Tonight I found myself in a quiet house. Numbers 2-5 fell asleep hard and fast (definitely one of the perks of summer camp), my husband was working late, and I was left alone with my thoughts. Quiet nights can feel threatening these days as I’m grieving the recent death of my dad. I would’ve called him on a night like tonight to catch up on our day, share a laugh, talk about the kids, the news, the weather. As I do often, I sat quietly and cried for a few moments. I thought about the last phone call I received from him. He left a voice message that simply said, “Miss you. Love you. Wish we lived closer. Bye.” I thought about my oldest son, 9 years old, away from home for the week.
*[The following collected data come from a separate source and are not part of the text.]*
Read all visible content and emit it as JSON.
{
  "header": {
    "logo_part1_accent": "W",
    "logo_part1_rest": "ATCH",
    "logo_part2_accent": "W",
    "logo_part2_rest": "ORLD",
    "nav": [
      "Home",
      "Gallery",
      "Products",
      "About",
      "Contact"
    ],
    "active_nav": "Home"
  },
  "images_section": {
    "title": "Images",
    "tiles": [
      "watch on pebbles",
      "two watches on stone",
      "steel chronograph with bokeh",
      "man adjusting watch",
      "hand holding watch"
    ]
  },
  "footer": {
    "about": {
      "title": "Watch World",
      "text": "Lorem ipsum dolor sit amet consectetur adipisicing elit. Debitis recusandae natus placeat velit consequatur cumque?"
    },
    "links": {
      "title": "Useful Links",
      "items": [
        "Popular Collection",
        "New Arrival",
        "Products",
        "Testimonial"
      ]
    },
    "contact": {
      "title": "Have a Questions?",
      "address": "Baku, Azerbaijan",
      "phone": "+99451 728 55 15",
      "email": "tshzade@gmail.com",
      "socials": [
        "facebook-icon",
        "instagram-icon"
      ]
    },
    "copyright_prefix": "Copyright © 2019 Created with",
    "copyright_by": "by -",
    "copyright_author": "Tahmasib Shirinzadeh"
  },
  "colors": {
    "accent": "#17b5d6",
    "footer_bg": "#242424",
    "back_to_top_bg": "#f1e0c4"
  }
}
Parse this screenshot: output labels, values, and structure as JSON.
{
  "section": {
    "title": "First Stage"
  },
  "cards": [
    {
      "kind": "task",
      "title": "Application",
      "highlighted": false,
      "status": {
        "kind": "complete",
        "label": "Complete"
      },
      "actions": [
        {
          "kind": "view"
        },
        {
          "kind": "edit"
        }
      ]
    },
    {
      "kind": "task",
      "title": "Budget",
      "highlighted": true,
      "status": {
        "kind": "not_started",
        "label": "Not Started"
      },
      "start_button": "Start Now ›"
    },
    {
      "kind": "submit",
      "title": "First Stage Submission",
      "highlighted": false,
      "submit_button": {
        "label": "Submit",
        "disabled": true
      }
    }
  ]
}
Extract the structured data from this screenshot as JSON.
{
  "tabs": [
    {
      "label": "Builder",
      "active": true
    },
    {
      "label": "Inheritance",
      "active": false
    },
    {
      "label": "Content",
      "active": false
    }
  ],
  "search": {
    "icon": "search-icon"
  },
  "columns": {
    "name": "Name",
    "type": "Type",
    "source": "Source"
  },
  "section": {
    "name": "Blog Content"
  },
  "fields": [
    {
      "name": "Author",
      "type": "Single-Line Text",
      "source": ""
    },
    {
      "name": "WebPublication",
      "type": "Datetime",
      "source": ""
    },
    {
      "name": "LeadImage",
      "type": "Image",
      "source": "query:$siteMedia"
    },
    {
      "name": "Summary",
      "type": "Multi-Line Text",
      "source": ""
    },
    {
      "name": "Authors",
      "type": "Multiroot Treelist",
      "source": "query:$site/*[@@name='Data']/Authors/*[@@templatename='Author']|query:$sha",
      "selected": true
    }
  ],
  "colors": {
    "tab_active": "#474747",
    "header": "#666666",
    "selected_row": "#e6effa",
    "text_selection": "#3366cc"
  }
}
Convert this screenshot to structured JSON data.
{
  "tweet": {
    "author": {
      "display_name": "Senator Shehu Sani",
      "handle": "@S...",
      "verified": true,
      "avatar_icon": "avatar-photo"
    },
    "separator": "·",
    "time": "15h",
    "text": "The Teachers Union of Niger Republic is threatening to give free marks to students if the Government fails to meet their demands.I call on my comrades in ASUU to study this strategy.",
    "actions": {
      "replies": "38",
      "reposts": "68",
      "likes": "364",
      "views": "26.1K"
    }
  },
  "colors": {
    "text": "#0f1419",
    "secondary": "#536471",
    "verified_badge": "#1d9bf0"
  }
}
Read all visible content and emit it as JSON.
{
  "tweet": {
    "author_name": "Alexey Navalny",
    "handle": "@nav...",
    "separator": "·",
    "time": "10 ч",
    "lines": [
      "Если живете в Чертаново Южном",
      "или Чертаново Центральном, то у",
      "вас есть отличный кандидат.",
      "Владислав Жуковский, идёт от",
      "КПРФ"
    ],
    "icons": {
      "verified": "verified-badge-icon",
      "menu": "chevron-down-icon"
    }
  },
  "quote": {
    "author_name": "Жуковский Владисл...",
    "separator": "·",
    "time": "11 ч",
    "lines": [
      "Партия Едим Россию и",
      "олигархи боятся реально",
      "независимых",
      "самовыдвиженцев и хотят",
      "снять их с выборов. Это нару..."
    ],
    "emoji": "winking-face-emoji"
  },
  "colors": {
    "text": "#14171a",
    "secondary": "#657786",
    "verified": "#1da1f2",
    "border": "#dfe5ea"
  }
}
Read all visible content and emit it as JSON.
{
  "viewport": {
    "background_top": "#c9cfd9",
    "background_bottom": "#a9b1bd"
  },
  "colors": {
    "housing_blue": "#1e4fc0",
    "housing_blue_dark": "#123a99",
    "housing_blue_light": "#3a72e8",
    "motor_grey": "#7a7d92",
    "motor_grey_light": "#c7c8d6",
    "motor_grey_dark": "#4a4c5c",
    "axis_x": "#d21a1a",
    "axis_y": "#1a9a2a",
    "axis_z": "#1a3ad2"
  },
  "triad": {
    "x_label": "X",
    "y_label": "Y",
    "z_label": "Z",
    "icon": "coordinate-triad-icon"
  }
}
I thought about how much he’s loving his independence and time away from the siblings, and how he often counts down the years until he’s an adult. I thought about how I’m half-way through parenting him. I thought about calling him to say “Miss you. Love you. Wish we were closer,” but wasn’t sure if that would be suffocating to his newfound freedom.
And then I received a message from my son, sent on his grandmother’s phone. Another first- a text message!
So Silas and I face timed (is that even a word?) and he told me all about camp and the friends he’s making and how much fun he’s having. He wanted to know how his siblings are doing (those exact words) and how I was doing. And I tried to play it cool but I’m pretty sure I gave myself away.
And after we had hung up and he had sent an I love u, mom, I found myself crying again. But for a different reason. I thought about how fast time passes and how seasons come and go. How the Lord gives and the Lord takes away and how I so often try to hoard it all. Cling to it all.
I’d like to keep my hands open more willingly and regularly. I’d like to allow the gifts of time and relationships to pass through them with gratitude and with an understanding that they are not forever. My dad wasn’t meant to be with me on earth forever. My children aren’t meant to be with me forever (even though Sam just today asked if he and I could live together- alone- when he grows up), and I’m not meant to mother them forever. But the person I am becoming in the process; their mark on my life- I have a feeling that doesn’t fade.
Parenting and growing up alongside my kids is hard. But my children flood the journey with joy and laughter and innocence along the way. And God covers it all with unfathomable gifts. Like texts and face time and affordable summer camp and the memories of my father and sunshine and a toddler running carefree in a diaper and a mask and the ability to communicate all of this and for- in the words of my daughter as she drifted off to sleep tonight- “the promise of a new day and all we can learn.”
May we have all the courage we need to let go and enjoy the ride as we discover who we are. Kids do such a remarkable job modeling that for us grownups.